Introduction: Skin electroporation is a promising treatment for transdermal drug delivery, gene electrotransfer, skin rejuvenation, electrochemotherapy, and wound disinfection. Although a considerable amount of in vitro and in vivo studies exists, the translation to clinics is not as fast as one would hope. We hypothesize the reason lies in the inadequate dosimetry, i.e. electrode configurations, pulse parameters and pulse generators used. We suggest adequate dosimetry can be determined by mathematical modeling and would allow comparison of protocols and facilitate translation into clinics.
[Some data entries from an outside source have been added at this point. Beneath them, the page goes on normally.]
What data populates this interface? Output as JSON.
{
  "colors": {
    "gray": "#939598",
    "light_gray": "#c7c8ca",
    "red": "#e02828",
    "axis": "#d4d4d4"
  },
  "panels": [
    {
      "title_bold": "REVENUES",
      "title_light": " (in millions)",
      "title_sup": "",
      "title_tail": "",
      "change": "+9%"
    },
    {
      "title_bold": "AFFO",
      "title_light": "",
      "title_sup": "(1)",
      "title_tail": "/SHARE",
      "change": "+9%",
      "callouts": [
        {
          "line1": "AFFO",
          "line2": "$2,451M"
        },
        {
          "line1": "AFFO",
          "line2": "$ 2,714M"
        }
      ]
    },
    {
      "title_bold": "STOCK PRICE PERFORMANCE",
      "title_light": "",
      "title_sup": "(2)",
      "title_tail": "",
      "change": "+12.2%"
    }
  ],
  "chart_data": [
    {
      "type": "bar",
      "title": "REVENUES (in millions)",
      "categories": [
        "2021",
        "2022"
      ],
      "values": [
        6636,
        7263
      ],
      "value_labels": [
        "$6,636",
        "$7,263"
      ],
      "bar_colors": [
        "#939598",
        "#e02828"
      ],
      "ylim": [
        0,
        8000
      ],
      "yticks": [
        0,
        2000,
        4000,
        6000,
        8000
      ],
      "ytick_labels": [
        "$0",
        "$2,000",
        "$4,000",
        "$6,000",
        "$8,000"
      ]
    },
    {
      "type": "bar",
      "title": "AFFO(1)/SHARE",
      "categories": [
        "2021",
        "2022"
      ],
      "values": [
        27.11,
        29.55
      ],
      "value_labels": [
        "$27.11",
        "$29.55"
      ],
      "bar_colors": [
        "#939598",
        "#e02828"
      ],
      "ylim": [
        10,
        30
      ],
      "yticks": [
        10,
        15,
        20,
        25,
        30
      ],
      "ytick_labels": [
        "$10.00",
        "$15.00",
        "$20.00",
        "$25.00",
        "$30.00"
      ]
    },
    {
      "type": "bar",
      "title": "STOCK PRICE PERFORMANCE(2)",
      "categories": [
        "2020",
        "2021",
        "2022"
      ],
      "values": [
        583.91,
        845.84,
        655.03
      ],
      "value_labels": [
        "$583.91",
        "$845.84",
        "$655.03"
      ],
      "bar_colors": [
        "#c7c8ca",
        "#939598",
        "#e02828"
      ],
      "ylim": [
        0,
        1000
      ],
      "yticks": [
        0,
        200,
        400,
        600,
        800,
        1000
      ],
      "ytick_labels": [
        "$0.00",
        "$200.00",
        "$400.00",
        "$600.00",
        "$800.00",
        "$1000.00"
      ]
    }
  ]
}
Areas covered: We introduce the mechanisms and applications of skin electroporation, present existing mathematical models and compare the influence of different model parameters. We review electrodes and pulse generators, prototypes as well as commercially available models.
Expert opinion: The reasons for slow translation of skin electroporation treatments into clinics lie in uncontrolled and inadequate dosimetry, poor reporting rendering comparisons between studies difficult, and significant differences in animal and human skin morphology, often dismissed in reports. Mathematical models enable comparison of studies, however, when the parameters of the pulses and electrode configuration are not adequately reported, as is often the case, comparisons are difficult, if not impossible. For each skin electroporation treatment, systematic studies determining optimal parameters should be performed and treatment parameters standardized.